Fabrice Epelboin :La comptabilisation du nombre d'attaques au ransomware est impossible à faire car elle se base sur du déclaratif. Dans le monde, il n’y a aucune obligation de déclarer ces attaques à l’exception des États-Unis où le Ransomware Act impose aux entreprises de signaler ces attaques aux autorités compétentes. En France, nous sommes tributaires des déclarations faites auprès de l’ANSSI. Si une entreprise du CAC 40 se fait attaquer, l’ANSSI va en entendre parler, mais si c’est une PME, l’ANSSI ne sera pas au courant car elle n’a rien à lui apporter, l’agence a déjà suffisamment de travail avec les opérateurs d’importance vitale, ces entreprises et organisations indispensables à la survie de la nation dont elle supervise la cybersécurité.
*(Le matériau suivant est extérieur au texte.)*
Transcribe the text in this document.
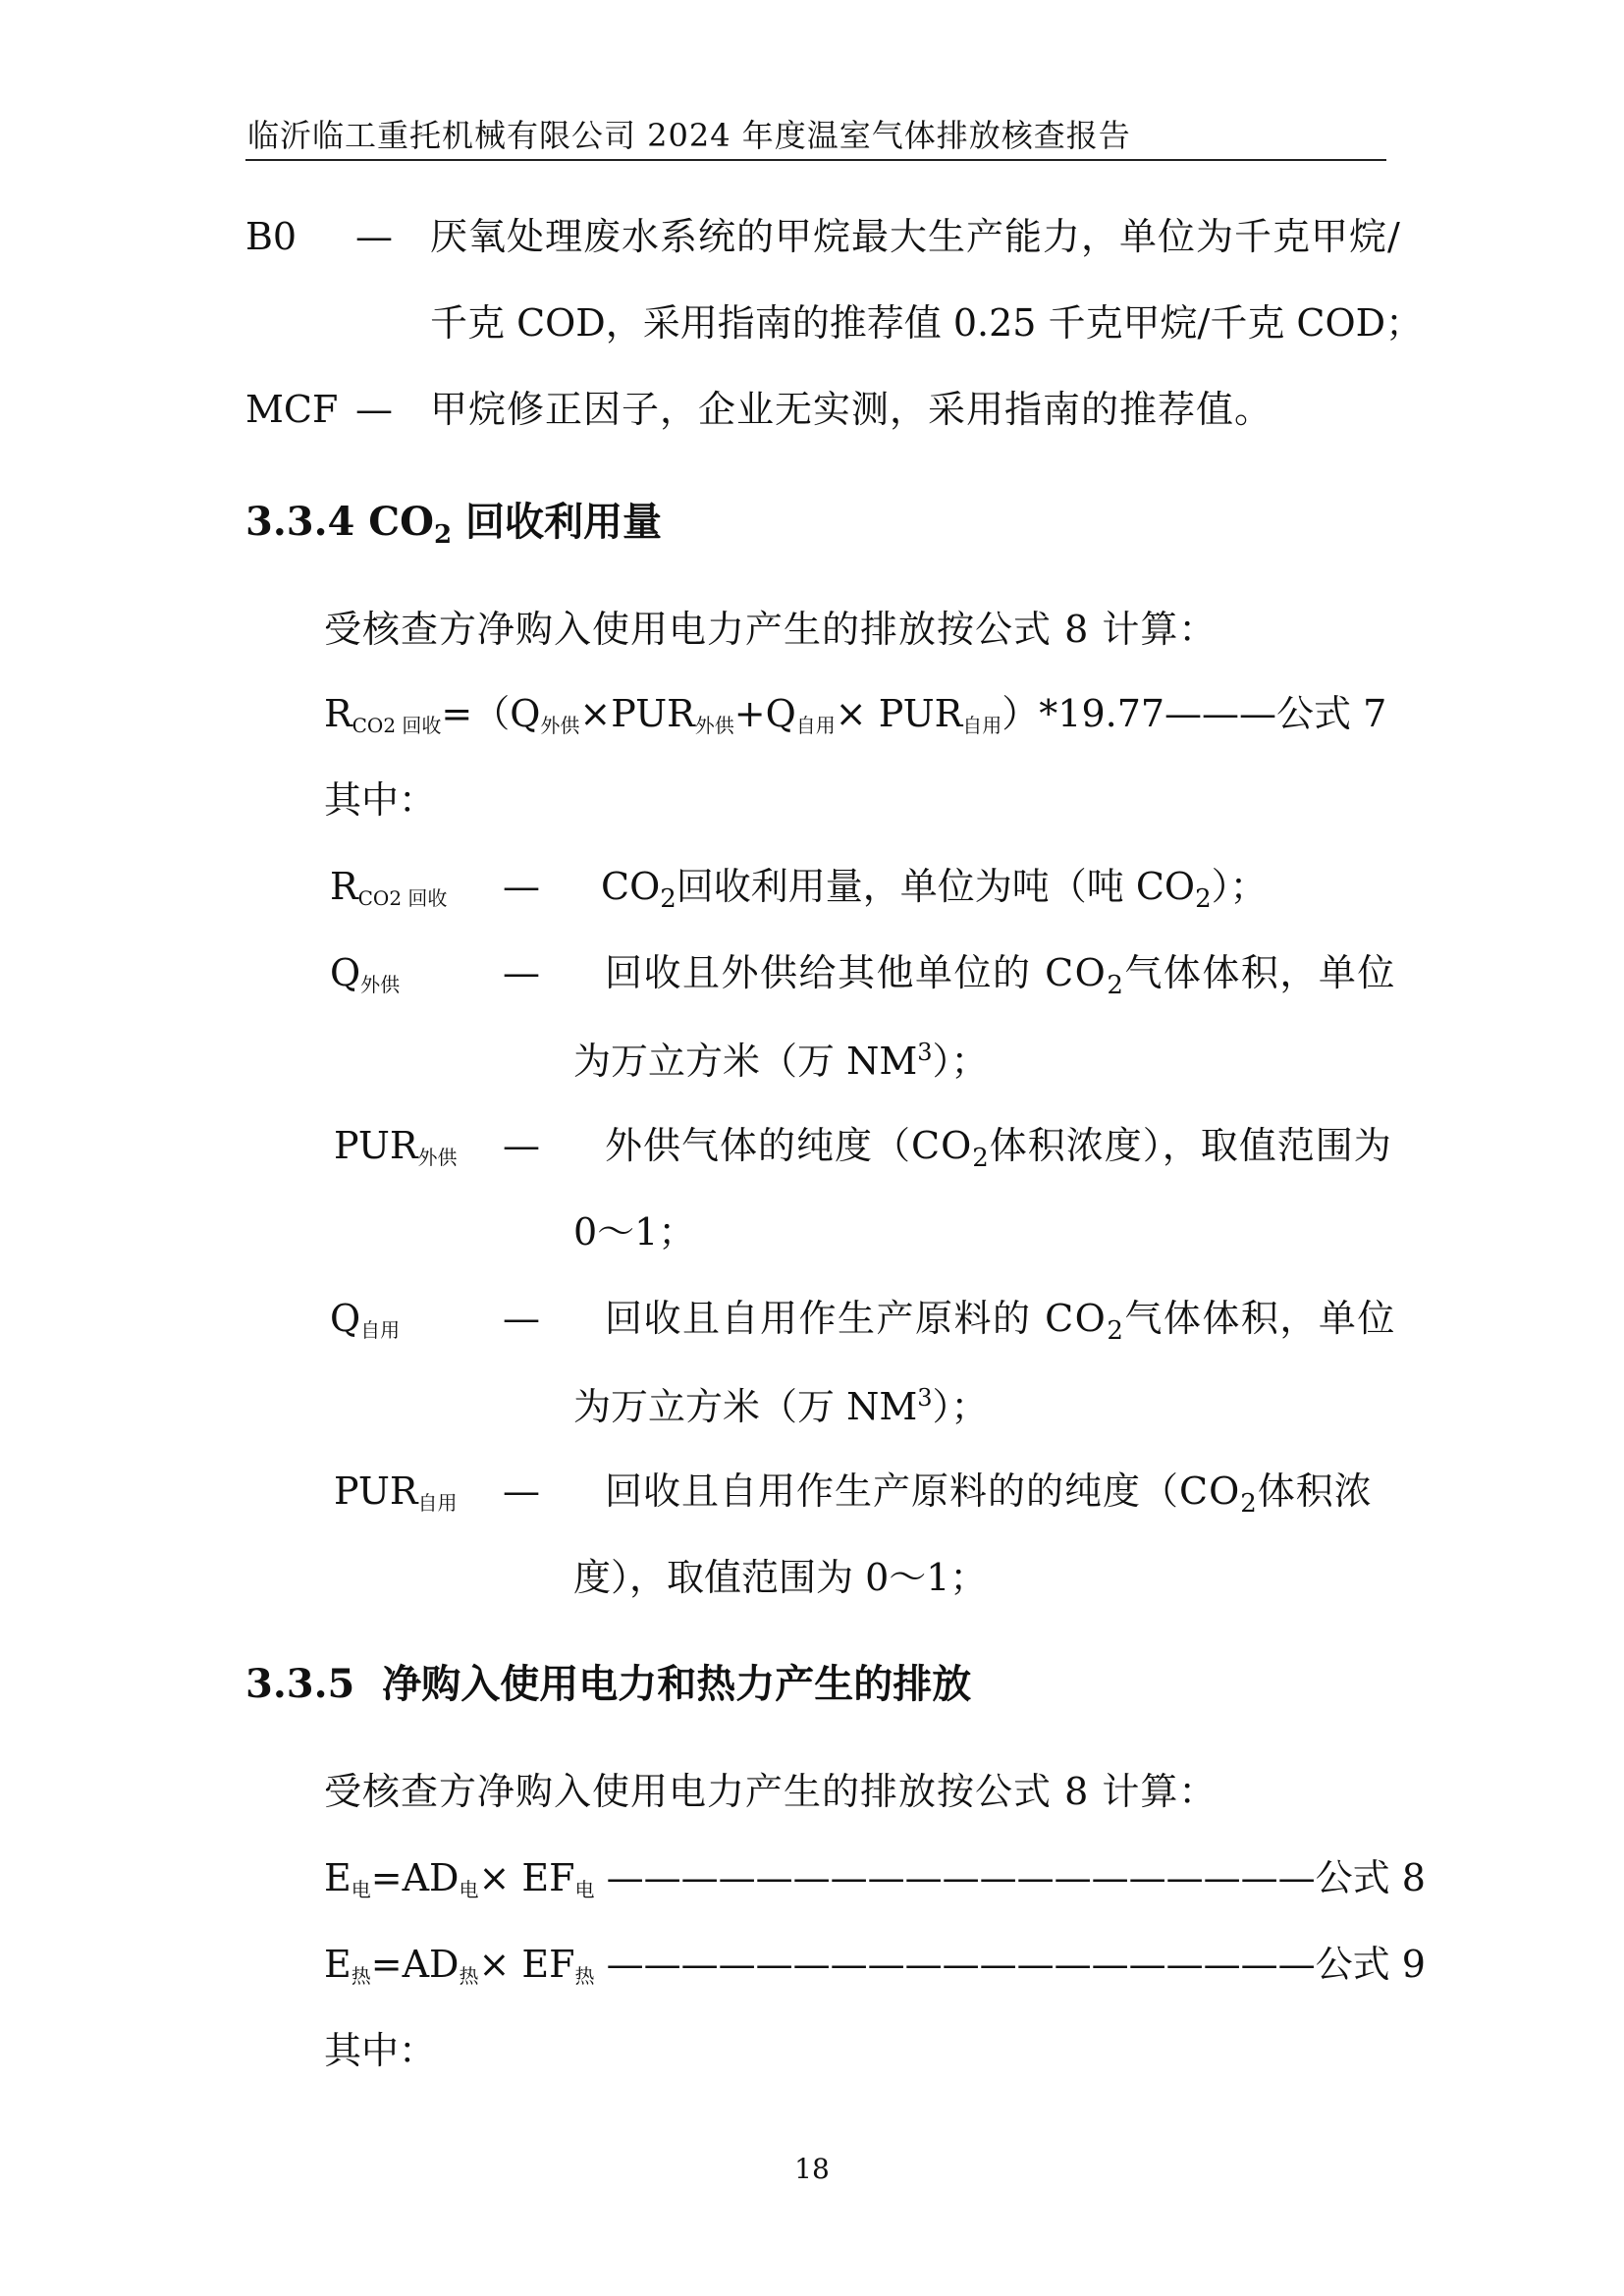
临沂临工重托机械有限公司 2024 年度温室气体排放核查报告
B0 — 厌氧处理废水系统的甲烷最大生产能力，单位为千克甲烷/
千克 COD，采用指南的推荐值 0.25 千克甲烷/千克 COD；
MCF — 甲烷修正因子，企业无实测，采用指南的推荐值。
3.3.4 $CO_2$ 回收利用量
受核查方净购入使用电力产生的排放按公式 8 计算：
$R_{CO2 回收}=(Q_{外供}\times PUR_{外供}+Q_{自用}\times$ $PUR_{自用})*19.77———$公式 7
其中：
$R_{CO2 回收}$ — $CO_2$回收利用量，单位为吨（吨 $CO_2$）；
$Q_{外供}$	— 回收且外供给其他单位的 $CO_2$气体体积，单位
为万立方米（万 $NM^3$）；
$PUR_{外供}$ — 外供气体的纯度（$CO_2$体积浓度），取值范围为
0～1；
$Q_{自用}$	— 回收且自用作生产原料的 $CO_2$气体体积，单位
为万立方米（万 $NM^3$）；
$PUR_{自用}$ — 回收且自用作生产原料的的纯度（$CO_2$体积浓
度），取值范围为 0～1；
3.3.5 净购入使用电力和热力产生的排放
受核查方净购入使用电力产生的排放按公式 8 计算：
$E_电=AD_电\times EF_电$ ———————————————————公式 8
$E_热=AD_热\times EF_热$ ———————————————————公式 9
其中：
18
La comptabilité des ransomwares pose donc problème.

On constate une baisse, pourquoi pas, mais il pourrait s'agir d’un changement de cible, des grandes entreprises vers les petites entreprises, d’une variation saisonnière, ou des effets des bouleversements géopolitiques en cours, qui ne font que commencer et qui pourraient faire repartir les attaques à la hausse. Le tissu économique constitué par les PME reste une boîte noire pour ce qui est des ransomware, on ne sait pas trop ce qu’il s’y passe.. On sait qu’elles se font attaquer, mais on n’a pas de méthodologie fiable pour comptabiliser les attaques. 

Enfin, si l’on se fait pirater par du ransomware, on ne va pas le crier sur les toits. La plupart du temps, il s’agit de vol de données, il peut donc y avoir un problème RGPD derrière et quand on est une entreprise, on n’a pas forcément envie d’alerter les autorités à ce propos. Le maître mot dans ces affaires est la discrétion. 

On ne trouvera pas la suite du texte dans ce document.